While guidelines have frowned upon aspirin for primary prevention of atherosclerotic cardiovascular disease (ASCVD), questions linger about whether it can still be used in people with early-stage narrowing of the arteries.
Aspirin is well established for secondary prevention patients with cardiovascular disease (CVD), for whom the antiplatelet's reduction in ischemic events are judged to outweigh the risk of bleeding.
Professional societies like the American Heart Association (AHA) and American College of Cardiology (ACC) extending aspirin use to routine primary prevention, however, for lack of a proven net benefit in this setting.
This was driven by three major studies reported in 2018 -- ARRIVE, ASCEND, and ASPREE -- that all found aspirin to be modestly helpful in preventing cardiovascular mortality, myocardial infarction, and stroke among people with low-to-moderate cardiovascular risk but at the cost of an increased risk of gastrointestinal bleeding and other hemorrhagic events.
However, people with subclinical atherosclerosis, whose CVD is detectable on imaging but has not translated into a major cardiovascular event, fall somewhere between primary and secondary prevention.
"Subclinical atherosclerosis can be a bit of a gray zone. Many of our practice guidelines will look at patients who have clinically overt atherosclerosis," said Marc Sabatine, MD, MPH, cardiologist and cardiac ICU specialist at Brigham and Women's Hospital and Harvard Medical School in Boston. "People with atherosclerosis on imaging only, who haven't had a heart attack or stroke, that is a group that is less well studied."

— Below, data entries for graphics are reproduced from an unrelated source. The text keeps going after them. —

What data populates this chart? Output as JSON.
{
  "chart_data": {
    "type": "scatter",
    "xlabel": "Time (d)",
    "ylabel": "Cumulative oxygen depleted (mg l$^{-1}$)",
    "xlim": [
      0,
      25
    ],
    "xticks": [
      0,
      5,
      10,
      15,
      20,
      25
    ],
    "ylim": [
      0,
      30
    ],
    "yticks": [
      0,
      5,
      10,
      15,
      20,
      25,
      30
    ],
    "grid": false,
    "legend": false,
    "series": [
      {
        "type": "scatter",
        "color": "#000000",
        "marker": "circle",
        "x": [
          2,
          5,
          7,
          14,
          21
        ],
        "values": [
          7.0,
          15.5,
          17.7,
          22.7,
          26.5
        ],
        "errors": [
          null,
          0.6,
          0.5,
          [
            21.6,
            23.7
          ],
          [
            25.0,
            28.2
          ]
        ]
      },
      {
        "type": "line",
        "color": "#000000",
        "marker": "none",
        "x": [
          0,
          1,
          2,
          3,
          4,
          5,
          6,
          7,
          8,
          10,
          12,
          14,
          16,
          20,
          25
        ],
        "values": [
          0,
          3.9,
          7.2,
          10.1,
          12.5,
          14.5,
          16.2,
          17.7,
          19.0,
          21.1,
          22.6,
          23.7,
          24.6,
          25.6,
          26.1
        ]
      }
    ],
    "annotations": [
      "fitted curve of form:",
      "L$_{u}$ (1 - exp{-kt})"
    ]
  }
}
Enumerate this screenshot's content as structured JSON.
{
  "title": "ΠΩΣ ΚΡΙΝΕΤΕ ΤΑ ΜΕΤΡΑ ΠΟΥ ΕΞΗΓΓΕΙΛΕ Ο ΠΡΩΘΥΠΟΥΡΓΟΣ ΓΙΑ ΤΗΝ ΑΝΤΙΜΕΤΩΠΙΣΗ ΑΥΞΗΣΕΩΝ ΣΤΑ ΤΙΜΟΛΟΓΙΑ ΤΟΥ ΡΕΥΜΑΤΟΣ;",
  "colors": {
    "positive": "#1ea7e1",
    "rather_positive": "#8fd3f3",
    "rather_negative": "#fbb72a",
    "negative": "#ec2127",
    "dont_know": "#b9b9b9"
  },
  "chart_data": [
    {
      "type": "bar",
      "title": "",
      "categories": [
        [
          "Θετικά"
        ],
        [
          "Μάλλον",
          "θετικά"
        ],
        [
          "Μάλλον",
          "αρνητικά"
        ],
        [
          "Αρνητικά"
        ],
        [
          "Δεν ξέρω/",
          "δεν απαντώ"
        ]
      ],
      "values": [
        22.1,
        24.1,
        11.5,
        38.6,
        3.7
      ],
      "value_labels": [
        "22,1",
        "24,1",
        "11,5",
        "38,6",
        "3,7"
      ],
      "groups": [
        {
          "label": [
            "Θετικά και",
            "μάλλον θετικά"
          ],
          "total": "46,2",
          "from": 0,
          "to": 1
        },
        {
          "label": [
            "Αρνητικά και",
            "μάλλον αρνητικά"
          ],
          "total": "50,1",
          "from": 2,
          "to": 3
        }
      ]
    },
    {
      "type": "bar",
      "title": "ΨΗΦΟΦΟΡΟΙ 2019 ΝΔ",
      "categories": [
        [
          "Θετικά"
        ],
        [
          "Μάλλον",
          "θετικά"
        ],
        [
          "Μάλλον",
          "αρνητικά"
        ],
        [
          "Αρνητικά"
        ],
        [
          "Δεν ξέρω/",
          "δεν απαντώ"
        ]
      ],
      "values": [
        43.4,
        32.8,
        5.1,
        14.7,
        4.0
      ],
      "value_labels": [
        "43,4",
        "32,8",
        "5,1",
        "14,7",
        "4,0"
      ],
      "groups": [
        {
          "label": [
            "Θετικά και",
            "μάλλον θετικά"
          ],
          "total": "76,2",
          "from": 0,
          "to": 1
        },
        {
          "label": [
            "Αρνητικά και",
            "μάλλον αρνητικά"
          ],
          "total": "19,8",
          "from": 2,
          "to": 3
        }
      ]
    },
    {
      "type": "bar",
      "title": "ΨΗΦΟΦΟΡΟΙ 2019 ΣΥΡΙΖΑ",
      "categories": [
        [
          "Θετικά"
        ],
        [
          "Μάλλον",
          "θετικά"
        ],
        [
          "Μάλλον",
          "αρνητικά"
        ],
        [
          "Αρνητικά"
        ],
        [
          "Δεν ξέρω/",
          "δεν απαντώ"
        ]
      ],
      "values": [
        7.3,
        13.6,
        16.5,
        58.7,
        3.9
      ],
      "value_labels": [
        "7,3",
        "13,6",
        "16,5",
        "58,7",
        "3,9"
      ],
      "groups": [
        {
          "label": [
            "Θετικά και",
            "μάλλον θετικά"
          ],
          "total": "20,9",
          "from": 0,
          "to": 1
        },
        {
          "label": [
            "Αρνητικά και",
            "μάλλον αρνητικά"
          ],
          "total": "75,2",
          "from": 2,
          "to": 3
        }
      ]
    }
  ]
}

This means there are a lot of people for whom the optimal treatment is unclear.
Among middle-age individuals in the , ultrasound and CT coronary artery calcification (CAC) analysis found subclinical atherosclerosis -- spread among the iliofemoral, carotid, and abdominal aortic territories -- to be present in 63% of people.
Separately, in a random sample of the general population in Sweden, there was a 42.1% prevalence of coronary CT angiography-detected atherosclerosis in people who had no history of established coronary heart disease. Although the prevalence of significant stenosis (≥50%) was 5.2% overall -- and just 0.4% in people with CAC scores of zero -- this figure reached a whopping 45.7% in those with CAC scores exceeding 400, the reported.
Nevertheless, the guidelines would give the thumbs down to routine aspirin for these patients.
Recent recommendations from the do not recommend aspirin for primary CVD prevention -- and this covers people with subclinical CAD, according to general cardiologist Rita Redberg, MD, MS, of UCSF Health.
USPSTF gives a Grade C recommendation to individualize the decision for adults ages 40-59 years with 10-year ASCVD risk ≥10% who are not at increased bleeding risk and a Grade D recommendation against initiating aspirin for those age 60 and older.
Similarly, the gives aspirin a class IIb recommendation only for people ages 40-70 who have high risk of ASCVD but not bleeding. A class III indication of harm is listed for anybody older or at increased risk of bleeding.
People likely to experience major bleeding include those with a history of GI bleeding or peptic ulcer disease, thrombocytopenia, coagulopathy, chronic kidney disease, and users of anticoagulants.
It's more complicated for older people: While older age does increase bleeding risk, it's also linked to increased risk of ischemic events.
Aspirin treatment of subclinical atherosclerosis runs into the issue of trying to find subgroups of patients for whom benefits would outweigh the risk, Sabatine said in an interview.
"Antithrombotic therapy gets a bit trickier, because unlike statins ... there is a risk for bleeding. It's a more complicated issue. You have to look at the patient and have a sense for what their risk is for ischemic events versus their risk for bleeding," he said.
For all the recommendations to individualize aspirin therapy to the patient, balancing aspirin's benefits and harms remains a challenge for patients without established ASCVD. More answers are needed for clinicians and patients trying to make informed decisions regarding treatment for subclinical atherosclerosis.
For instance, these discussions could be assisted by a validated risk calculator weighing bleeding and ischemic risks, although such a tool is currently lacking in subclinical ASCVD.
For now, the CAC score may help identify those most likely to benefit from aspirin, though it is unclear which CAC threshold would be appropriate when even a score of 1 is associated with increased risk. In contrast, CAC scoring is currently established in decision-making for statin therapy, with CAC scores above 1 favoring statins in people with high LDL cholesterol and intermediate cardiovascular risk.
More research is needed to better understand the benefits and risks of CAC-guided aspirin or another antithrombotic in subclinical atherosclerosis.
A is underway to determine whether CAC-guided primary prevention, with aspirin suggested if CAC exceeds 100, might help people with diabetes in Taiwan.
Disclosures
Sabatine had no disclosures.
Redberg reported grants from the Arnold Ventures Foundation, Greenwall Foundation, and the National Institutes of Health.